Очнулся он на улице, лежа у крыльца все того же здания с адской болью в голове и сломанной переносице. С трудом поднявшись, Гемский побрел в сторону дома. Какие мысли роились в его голове в тот момент, никто не знает, но то, что радужными они не были, не подлежит сомнению. Придя домой и заперев дверь, Иван достал с антресоли старое охотничье ружье, оставшееся от отца, вставил в ствол патрон с картечью и, приняв удобную позу на диване, выстрелил себе в рот, нажав на спусковой крючок большим пальцем правой ноги.

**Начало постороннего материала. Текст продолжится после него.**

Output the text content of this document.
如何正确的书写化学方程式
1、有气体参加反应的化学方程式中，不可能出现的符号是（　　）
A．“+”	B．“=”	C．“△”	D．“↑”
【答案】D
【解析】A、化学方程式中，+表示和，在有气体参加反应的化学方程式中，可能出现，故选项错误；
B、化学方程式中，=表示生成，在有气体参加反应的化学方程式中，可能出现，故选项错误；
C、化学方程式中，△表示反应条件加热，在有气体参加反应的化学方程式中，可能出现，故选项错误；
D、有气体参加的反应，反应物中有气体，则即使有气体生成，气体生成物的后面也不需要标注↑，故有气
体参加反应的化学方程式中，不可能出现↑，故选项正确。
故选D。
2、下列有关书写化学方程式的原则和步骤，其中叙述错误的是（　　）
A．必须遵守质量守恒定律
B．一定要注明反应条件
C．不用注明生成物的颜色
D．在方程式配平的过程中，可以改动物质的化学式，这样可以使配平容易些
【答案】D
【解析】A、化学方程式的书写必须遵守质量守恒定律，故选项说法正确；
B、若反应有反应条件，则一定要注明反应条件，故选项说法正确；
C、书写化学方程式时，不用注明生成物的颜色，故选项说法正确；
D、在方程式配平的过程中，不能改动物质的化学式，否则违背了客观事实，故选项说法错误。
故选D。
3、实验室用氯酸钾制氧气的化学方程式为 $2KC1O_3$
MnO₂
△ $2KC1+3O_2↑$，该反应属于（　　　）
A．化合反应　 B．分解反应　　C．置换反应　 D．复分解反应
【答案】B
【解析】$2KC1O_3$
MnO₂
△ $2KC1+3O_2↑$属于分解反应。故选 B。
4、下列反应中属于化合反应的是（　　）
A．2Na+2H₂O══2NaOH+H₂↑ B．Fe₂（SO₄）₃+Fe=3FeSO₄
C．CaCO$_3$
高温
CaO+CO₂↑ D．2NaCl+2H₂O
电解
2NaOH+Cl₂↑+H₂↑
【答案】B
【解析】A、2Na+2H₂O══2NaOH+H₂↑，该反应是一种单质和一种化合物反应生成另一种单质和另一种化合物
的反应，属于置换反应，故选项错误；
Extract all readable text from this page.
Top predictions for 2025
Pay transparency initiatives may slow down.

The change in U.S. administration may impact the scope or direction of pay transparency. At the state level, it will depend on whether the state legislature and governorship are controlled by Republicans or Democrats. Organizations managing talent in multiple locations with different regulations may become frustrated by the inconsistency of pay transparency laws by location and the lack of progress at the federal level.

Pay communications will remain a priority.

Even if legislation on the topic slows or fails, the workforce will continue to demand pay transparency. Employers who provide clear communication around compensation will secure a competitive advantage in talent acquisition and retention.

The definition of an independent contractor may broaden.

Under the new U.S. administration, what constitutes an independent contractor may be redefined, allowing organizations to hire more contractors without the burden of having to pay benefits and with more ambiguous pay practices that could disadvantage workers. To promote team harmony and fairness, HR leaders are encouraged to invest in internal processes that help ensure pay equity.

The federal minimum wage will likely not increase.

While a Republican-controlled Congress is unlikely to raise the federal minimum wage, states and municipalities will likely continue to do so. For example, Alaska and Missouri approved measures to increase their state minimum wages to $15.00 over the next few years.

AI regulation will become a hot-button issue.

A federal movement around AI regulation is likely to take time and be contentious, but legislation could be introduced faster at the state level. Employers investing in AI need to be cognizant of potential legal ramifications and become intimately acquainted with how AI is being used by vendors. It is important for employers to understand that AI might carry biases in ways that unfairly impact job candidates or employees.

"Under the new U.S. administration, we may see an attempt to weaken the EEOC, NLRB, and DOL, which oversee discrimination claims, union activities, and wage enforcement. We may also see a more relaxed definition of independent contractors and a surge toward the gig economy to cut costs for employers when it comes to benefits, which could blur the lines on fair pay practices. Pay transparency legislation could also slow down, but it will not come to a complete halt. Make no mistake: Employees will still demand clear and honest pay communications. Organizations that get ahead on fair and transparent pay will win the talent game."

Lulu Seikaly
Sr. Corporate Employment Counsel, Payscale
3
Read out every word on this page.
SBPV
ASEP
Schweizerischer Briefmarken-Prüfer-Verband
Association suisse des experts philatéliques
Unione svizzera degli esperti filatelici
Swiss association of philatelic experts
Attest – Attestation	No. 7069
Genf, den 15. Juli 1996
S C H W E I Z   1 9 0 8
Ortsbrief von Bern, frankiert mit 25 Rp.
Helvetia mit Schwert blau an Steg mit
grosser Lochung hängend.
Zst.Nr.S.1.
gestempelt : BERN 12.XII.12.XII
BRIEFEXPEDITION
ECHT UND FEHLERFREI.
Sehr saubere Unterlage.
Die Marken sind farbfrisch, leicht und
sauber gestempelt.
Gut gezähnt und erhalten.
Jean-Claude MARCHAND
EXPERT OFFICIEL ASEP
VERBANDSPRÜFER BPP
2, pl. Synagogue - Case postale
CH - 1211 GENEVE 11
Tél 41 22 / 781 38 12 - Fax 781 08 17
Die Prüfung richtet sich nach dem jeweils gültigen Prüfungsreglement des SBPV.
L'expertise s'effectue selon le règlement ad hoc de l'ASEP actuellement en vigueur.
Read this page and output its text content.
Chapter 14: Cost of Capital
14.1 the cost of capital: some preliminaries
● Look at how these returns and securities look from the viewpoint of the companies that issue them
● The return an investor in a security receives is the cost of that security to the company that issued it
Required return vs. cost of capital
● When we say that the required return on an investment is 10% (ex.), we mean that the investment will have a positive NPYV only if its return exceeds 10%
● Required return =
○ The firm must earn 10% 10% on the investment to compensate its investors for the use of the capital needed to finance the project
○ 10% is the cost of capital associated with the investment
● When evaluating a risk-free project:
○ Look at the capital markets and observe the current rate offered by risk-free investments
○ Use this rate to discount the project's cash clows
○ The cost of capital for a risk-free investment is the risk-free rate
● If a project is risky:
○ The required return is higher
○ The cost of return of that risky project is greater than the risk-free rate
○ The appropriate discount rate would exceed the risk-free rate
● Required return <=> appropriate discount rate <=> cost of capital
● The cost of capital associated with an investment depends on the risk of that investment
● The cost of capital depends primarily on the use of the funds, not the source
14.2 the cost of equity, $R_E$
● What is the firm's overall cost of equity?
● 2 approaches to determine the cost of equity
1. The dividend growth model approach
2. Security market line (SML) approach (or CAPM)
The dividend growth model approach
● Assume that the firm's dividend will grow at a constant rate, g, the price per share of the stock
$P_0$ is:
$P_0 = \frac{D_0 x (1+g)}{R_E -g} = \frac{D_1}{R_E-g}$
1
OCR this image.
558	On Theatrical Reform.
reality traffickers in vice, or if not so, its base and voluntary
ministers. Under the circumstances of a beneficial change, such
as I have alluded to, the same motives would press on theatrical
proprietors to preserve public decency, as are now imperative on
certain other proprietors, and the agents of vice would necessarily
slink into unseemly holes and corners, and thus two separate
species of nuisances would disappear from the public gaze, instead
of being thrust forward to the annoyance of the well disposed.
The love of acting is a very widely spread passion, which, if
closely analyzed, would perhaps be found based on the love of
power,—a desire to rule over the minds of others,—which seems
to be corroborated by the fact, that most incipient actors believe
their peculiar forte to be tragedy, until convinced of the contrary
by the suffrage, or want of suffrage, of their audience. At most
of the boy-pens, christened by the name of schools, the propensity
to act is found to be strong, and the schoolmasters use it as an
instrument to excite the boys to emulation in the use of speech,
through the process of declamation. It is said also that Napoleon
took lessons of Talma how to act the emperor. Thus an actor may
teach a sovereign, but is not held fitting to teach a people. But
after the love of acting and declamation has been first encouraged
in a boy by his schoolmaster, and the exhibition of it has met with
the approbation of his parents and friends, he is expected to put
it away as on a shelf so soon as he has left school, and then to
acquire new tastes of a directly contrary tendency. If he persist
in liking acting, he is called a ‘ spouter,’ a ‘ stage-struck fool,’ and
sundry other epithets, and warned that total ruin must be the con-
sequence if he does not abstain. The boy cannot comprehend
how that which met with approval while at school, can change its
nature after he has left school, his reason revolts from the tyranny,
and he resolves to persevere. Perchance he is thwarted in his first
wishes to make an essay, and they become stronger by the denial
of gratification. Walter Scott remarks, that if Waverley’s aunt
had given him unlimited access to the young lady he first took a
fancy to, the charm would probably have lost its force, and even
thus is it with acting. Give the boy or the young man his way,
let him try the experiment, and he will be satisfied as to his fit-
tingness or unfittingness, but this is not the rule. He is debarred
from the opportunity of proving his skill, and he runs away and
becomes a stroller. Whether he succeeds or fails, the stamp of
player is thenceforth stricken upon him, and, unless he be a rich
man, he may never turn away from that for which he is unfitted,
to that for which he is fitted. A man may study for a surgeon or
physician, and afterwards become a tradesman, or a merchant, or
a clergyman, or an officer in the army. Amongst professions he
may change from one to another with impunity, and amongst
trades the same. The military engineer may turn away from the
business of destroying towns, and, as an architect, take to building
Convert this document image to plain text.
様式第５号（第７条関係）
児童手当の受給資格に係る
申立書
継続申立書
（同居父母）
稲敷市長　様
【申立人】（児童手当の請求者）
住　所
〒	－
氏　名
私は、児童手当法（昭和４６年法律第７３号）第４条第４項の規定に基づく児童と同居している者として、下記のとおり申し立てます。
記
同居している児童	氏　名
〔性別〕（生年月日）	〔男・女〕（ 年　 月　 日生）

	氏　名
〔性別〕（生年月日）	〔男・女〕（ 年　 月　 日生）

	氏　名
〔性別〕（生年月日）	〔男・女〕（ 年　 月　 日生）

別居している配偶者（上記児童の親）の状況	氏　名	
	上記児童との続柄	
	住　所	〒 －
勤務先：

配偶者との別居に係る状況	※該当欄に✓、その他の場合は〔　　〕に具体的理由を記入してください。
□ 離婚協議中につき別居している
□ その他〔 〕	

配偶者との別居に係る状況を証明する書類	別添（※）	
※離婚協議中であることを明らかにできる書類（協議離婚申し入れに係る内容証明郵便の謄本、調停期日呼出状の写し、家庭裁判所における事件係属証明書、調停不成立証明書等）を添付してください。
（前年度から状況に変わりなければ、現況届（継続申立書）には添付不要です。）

Лишь на двенадцатый день соседи, почувствовав проникающий из-за не плотно прилегающей к косяку двери характерный тошнотворный запах, догадались вызвать сотрудников правопорядка, которые сломали дверь и, рыгая, первыми осмотрели труп. Вот и вся история. А диван тот пришлось впоследствии сжечь прямо во дворе, очень уж резким был исходящий от него дух смерти. Проблем для застрелившегося, как и всегда, не было, а решение он выбрал на собственный вкус. Я буду приходить к тебе, Иван. Ты уж, сам понимаешь, лучше не ходи ко мне…

О! Лена Рюмина! Совсем свежая могила. Дата смерти – тринадцатое июля 2004-го. Месяц назад. Я и не знал, что она умерла. Не дошла информация. Внизу, под именем, чуть косые буквы «Погибла трагически». Ну, в этом никто и не сомневался. Надо будет справиться. Адью, Лена!

Ну вот, еще пара повесившихся, несколько разбившихся, двое убиенных… Последний поворот… Скромный железный памятник с выполненной простой, чуть потекшей в отдельных местах, эмалью надписью: Калинский Альберт, 25.01.1979 – 18.10.1997. И все. Даже «любить, помнить и скорбеть», по видимому, никто не собирался.

Видимость с каждой минутой становилась все хуже и хуже, по мере сгущения сумерек – предвестников темной августовской ночи. Туман, впрочем, несколько поредел, то ли развеянный едва слышно шелестящим в кладбищенской траве ветерком, то ли сам по себе, устыдившись своей назойливости. Тем не менее, глаза приходилось напрягать все сильнее и было ясно, что уже через пару минут придется пробираться ощупью через нескончаемую гряду гнутых оградок да мусорных куч, молчаливо свидетельствующих об отношении аборигенов к своим предкам. Чуда в виде месяца, который осветил бы окрестности и избавил меня от слепого кружения по территории мертвых, ожидать не приходилось, поскольку плотные облака, пожалевшие и оставившие меня почти сухим, уходить и уступать место ночному светиле все же не собирались, обещая, напротив, долговременную оккупацию небосвода.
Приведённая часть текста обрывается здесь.